The mahogany glider is nocturnal and was thought to be extinct for over 100 years until it was rediscovered in 1989; however throughout that time it had been confused with other gliders and possums. Nearly a month after the discovery in 1989 their habitat was cleared for banana plantations and another population wasn't found until 1991. Primary predators of the mahogany glider include various owls and the scrub python. This species of glider is endangered and is located in northern Queensland. Humans are the primary reason for destroying the habitat of the mahogany glider. It is notable that this species is silent.
Most mahogany gliders are found below 20m, however some have been found at altitudes of 120m. A variety of habitats have also been recorded ranging from swamps, to eucalypt woodlands and coastal ridges. Nests can be found in hollow trees. The adult mahogany gliders will nest alone or in pairs.
Average mahogany gliders weight about 320g; males tend to weigh more than females. The average length of this species is 600mm, including head and tail. This animal has a mahogany hue (hence the name of mahogany glider), with a lighter brown underbelly and a black stripe extending from the head to the end of the tail (see below). Large eyes, big hands/feet with claws, naked ears, and a pointy nose are present on the mahogany glider. The hands and feet are used to grab the limbs of trees. There is a membrane that connects each wrist to its corresponding heal and is used for gliding. They are able to glide for distances up to 140 metres.

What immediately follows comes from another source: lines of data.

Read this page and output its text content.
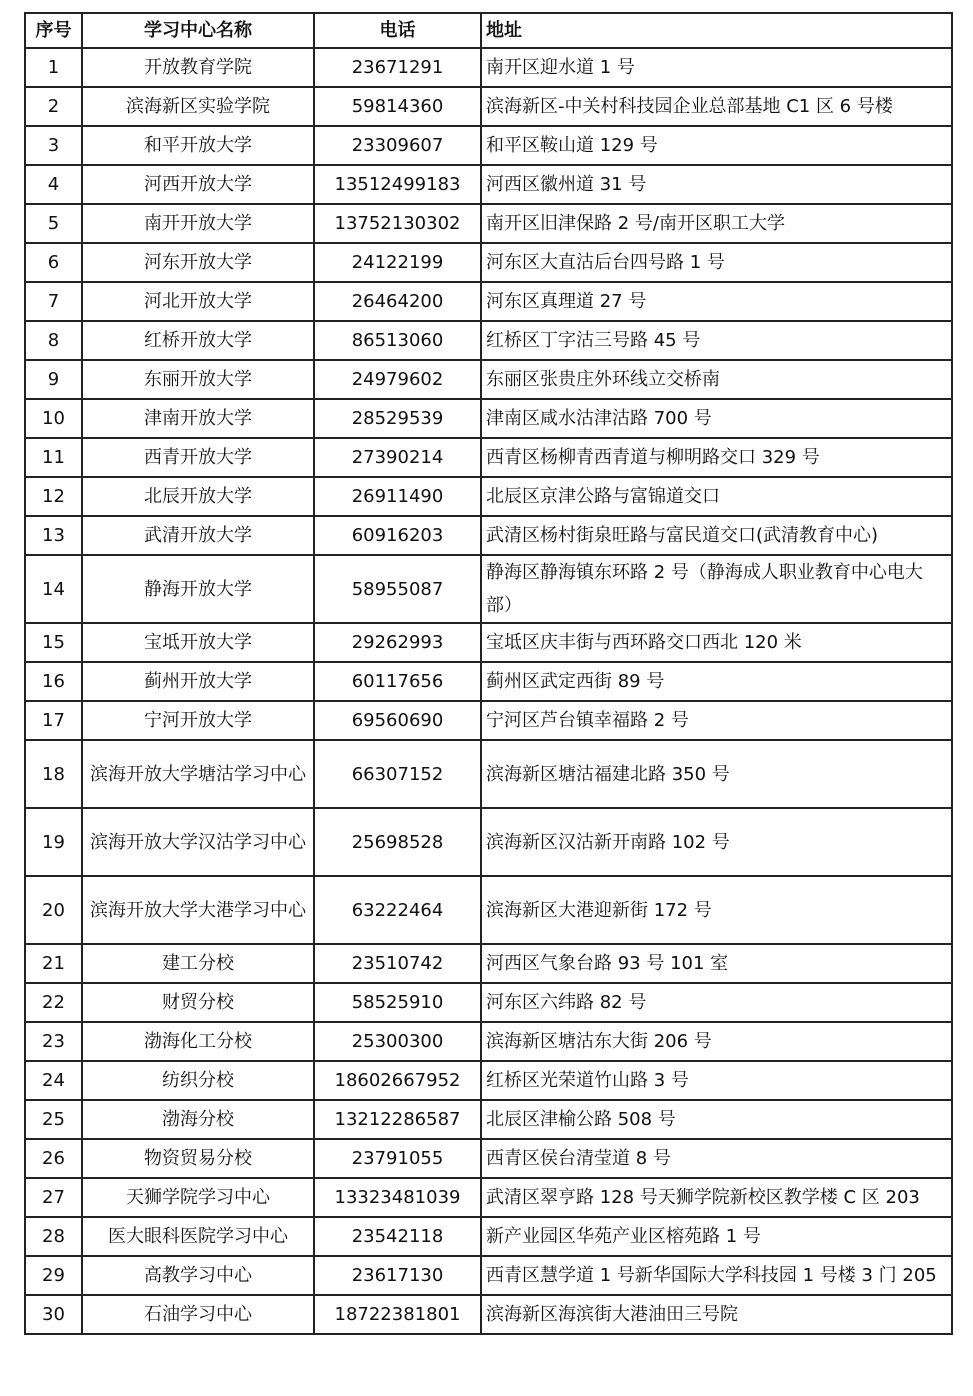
序号	学习中心名称	电话	地址
1	开放教育学院	23671291	南开区迎水道 1 号
2	滨海新区实验学院	59814360	滨海新区-中关村科技园企业总部基地 C1 区 6 号楼
3	和平开放大学	23309607	和平区鞍山道 129 号
4	河西开放大学	13512499183	河西区徽州道 31 号
5	南开开放大学	13752130302	南开区旧津保路 2 号/南开区职工大学
6	河东开放大学	24122199	河东区大直沽后台四号路 1 号
7	河北开放大学	26464200	河东区真理道 27 号
8	红桥开放大学	86513060	红桥区丁字沽三号路 45 号
9	东丽开放大学	24979602	东丽区张贵庄外环线立交桥南
10	津南开放大学	28529539	津南区咸水沽津沽路 700 号
11	西青开放大学	27390214	西青区杨柳青西青道与柳明路交口 329 号
12	北辰开放大学	26911490	北辰区京津公路与富锦道交口
13	武清开放大学	60916203	武清区杨村街泉旺路与富民道交口(武清教育中心)
14	静海开放大学	58955087	静海区静海镇东环路 2 号（静海成人职业教育中心电大部）
15	宝坻开放大学	29262993	宝坻区庆丰街与西环路交口西北 120 米
16	蓟州开放大学	60117656	蓟州区武定西街 89 号
17	宁河开放大学	69560690	宁河区芦台镇幸福路 2 号
18	滨海开放大学塘沽学习中心	66307152	滨海新区塘沽福建北路 350 号
19	滨海开放大学汉沽学习中心	25698528	滨海新区汉沽新开南路 102 号
20	滨海开放大学大港学习中心	63222464	滨海新区大港迎新街 172 号
21	建工分校	23510742	河西区气象台路 93 号 101 室
22	财贸分校	58525910	河东区六纬路 82 号
23	渤海化工分校	25300300	滨海新区塘沽东大街 206 号
24	纺织分校	18602667952	红桥区光荣道竹山路 3 号
25	渤海分校	13212286587	北辰区津榆公路 508 号
26	物资贸易分校	23791055	西青区侯台清莹道 8 号
27	天狮学院学习中心	13323481039	武清区翠亨路 128 号天狮学院新校区教学楼 C 区 203
28	医大眼科医院学习中心	23542118	新产业园区华苑产业区榕苑路 1 号
29	高教学习中心	23617130	西青区慧学道 1 号新华国际大学科技园 1 号楼 3 门 205
30	石油学习中心	18722381801	滨海新区海滨街大港油田三号院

Nectar, sap, honeydew and kino are among the preferred diet of the mahogany glider. Kino is a gum that the animal gets when it slashes the bark on a bloodwood tree, blue gum tree, or melaleuca trees. Tree blossoms and insects are also eaten. Pollen that gets on the fur of the glider while it feeds is dispersed as the animal glides. When hunting for food mahogany gliders will go alone to avoid the attention of predators.
Female mahogany gliders raise the young in up to twelve nests that are rotated seasonally. Breeding occurs at night, but little else is known about the mating habits of this animal. The average life span of this species is six years.